I am confused on the topic of factoring over real numbers. What is the difference between normally factoring and factoring over real numbers? If anyone could explain, that would be appreciated! Thanks ahead of time!

Answer 1

Not all polynomials have rational roots. For an easy example, take the polynomial $x^2-2=0$. Factoring over the rationals, there are no answers. Factoring over the reals, there are two answers, $\pm \sqrt2$.

Answer 2

Factoring, as one learns in elementary algebra and high school, is always done “over the real numbers”. What this means is that when we factor a polynomial, the factors should be in the reals.

Later on, we become interested in factoring over other “fields”. An example of this is say we ask if $x^2-2$ is factorable over the rationals. This can be written as $(x-\sqrt2)(x+\sqrt2)$, by difference of squares. Note that $\sqrt2$ is not a rational number, so this polynomial is not factorable over the rationals. (Note however it is over the reals).

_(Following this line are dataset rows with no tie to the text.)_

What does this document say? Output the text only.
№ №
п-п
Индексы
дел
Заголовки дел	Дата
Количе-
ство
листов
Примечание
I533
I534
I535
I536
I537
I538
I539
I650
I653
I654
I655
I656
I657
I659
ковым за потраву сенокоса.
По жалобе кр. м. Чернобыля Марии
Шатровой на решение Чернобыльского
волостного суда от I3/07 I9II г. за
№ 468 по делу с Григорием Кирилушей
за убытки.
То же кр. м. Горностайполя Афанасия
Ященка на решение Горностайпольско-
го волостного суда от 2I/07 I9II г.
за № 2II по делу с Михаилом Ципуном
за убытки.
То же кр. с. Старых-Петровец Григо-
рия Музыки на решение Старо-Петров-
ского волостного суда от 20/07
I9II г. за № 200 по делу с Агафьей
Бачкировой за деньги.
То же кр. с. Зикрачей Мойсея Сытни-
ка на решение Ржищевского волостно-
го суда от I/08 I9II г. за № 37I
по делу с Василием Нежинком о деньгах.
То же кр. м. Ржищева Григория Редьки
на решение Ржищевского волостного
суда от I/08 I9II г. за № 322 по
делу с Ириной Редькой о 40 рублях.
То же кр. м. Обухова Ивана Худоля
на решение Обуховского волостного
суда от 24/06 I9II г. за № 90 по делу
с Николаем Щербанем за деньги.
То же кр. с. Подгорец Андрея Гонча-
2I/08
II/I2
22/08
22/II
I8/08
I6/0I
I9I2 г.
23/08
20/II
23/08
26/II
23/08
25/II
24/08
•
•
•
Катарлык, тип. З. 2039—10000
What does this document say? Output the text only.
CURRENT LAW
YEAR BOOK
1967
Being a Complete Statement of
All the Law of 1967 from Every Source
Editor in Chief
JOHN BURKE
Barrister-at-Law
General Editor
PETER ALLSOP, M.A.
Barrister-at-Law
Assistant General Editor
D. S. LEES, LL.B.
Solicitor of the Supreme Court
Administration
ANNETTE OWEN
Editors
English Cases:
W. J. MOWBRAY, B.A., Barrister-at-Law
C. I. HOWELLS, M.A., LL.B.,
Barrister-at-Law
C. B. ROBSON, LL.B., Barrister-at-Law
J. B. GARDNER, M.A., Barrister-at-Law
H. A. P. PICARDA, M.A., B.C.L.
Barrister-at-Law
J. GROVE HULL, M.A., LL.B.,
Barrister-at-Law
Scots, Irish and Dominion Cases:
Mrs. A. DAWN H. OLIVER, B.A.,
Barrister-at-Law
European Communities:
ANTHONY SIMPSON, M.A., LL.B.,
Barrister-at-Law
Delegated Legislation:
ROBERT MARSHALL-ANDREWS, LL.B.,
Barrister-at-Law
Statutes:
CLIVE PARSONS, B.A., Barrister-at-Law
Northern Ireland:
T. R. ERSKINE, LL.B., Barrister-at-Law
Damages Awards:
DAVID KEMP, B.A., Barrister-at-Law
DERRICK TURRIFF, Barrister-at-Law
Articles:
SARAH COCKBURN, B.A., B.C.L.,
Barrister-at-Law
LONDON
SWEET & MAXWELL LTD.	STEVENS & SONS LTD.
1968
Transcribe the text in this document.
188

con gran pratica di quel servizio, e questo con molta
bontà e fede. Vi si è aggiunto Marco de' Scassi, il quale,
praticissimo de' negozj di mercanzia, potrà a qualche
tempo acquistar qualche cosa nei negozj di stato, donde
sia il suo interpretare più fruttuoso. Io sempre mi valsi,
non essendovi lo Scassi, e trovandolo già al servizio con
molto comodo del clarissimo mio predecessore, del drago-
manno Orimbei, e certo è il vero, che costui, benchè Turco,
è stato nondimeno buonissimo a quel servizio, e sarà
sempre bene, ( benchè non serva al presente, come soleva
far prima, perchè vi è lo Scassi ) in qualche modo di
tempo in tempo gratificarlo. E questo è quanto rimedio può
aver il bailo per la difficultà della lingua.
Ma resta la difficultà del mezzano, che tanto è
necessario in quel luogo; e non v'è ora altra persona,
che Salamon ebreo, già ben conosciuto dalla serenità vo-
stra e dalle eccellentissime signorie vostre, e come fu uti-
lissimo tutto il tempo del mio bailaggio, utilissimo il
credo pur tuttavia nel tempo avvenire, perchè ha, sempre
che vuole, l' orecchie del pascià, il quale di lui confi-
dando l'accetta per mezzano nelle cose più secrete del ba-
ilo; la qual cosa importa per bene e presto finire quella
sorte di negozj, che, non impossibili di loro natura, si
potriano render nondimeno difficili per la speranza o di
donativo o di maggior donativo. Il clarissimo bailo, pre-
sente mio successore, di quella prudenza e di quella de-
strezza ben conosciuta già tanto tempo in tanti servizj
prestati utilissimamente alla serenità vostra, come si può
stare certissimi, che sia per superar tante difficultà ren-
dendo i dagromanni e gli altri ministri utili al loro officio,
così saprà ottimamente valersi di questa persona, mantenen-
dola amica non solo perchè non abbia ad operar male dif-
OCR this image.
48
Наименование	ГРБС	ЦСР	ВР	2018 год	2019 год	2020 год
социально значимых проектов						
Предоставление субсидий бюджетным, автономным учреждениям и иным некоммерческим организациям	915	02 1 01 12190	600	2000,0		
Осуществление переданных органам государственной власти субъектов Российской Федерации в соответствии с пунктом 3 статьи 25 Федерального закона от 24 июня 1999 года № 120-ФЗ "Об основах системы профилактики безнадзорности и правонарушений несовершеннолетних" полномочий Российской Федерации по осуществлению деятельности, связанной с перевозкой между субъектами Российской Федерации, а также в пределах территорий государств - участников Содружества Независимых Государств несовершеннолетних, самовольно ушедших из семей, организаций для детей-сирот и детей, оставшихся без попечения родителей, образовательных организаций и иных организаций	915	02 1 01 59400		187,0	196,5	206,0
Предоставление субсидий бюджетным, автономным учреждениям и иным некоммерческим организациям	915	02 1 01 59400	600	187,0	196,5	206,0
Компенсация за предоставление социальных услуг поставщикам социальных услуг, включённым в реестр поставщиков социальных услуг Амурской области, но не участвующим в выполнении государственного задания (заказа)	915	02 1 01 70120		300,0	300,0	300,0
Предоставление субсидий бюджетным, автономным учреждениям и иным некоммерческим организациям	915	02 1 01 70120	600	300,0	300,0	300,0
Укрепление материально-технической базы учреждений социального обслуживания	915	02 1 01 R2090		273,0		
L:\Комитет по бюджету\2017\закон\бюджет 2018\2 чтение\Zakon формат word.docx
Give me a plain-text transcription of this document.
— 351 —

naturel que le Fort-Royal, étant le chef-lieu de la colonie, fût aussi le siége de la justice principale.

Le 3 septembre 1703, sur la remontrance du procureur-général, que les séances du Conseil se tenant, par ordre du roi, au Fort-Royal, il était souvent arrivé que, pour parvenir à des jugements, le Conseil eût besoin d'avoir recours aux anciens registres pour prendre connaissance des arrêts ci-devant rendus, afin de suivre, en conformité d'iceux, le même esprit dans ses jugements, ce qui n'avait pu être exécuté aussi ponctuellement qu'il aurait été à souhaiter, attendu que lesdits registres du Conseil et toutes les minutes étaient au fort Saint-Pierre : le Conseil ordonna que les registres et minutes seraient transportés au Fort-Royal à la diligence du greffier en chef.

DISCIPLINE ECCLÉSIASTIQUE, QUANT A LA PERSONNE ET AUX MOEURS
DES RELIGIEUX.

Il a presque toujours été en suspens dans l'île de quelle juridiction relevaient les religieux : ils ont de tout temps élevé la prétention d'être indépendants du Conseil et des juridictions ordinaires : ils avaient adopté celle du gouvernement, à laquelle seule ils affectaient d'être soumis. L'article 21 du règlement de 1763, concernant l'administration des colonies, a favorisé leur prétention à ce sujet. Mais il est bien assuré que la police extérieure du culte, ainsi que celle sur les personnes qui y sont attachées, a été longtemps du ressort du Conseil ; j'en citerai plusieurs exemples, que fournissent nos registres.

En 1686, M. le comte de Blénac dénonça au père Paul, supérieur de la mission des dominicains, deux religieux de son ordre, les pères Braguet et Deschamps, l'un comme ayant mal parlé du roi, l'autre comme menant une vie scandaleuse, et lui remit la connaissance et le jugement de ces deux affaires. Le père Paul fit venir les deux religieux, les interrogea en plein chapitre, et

Not sure if you have been exposed to this, but as an interesting idea, imagine we invented a number $i$ with $i^2=-1$. This “$i$” is clearly not a real number, so we can imagine a new number system of the form $a+bi$, where $a$,$b$ are real. We’ll call this the complex numbers. With this in mind, let us ask if $x^2+1$ is factorable. Over the real numbers, you will likely have trouble factoring this. However, over the complex numbers we just defined, we can write this as $(x+i)(x-i)$, meaning that $x^2+1$ is not factorable over the real numbers but it is over the complex numbers!

Hopefully this demonstrates the importance of the field you are factoring over.

Answer 3

A simple example would be factoring $x^2 - 2=0$.

This polynomial has no rational roots so it can not be factored over the rationals.

But it has two real roots $\sqrt{2}$ and $-\sqrt{2}$ so if we factor it over the reals then it factors as $x^2 -2 = (x - \sqrt{2})(x + \sqrt{2})$.

A more illustrative example might be $x^3 - 2x^2 - x + 2$.

By the rational roots test and trial and error it has a root of $1$ ($1^3 -2 - 1 + 2 = 0$) so we can factor $x-1$ out of it and get:

$x^2 - 2x^2 - x + 2 = (x-1)(x^2 - 2)$ and $x^2 - 2$ can't be factored over the rationals so that is our final factorization.

But over the reals $x^2-2$ has two roots so it may be factored as $(x-1)(x+\sqrt 2)(x - \sqrt 2)$.

Finally consider $x^2 + 2 = 0$. This has no real roots at all so it can not be factored of the reals. (Nor over the rationals.)

And $x^3 - x^2 +2x - 2$ has only one real root. $1$. Which is a rational root. It can only be factored as far as $(x -1)(x^2 + 2)$ and that's as far as you can factor it over the rationals or over the reals.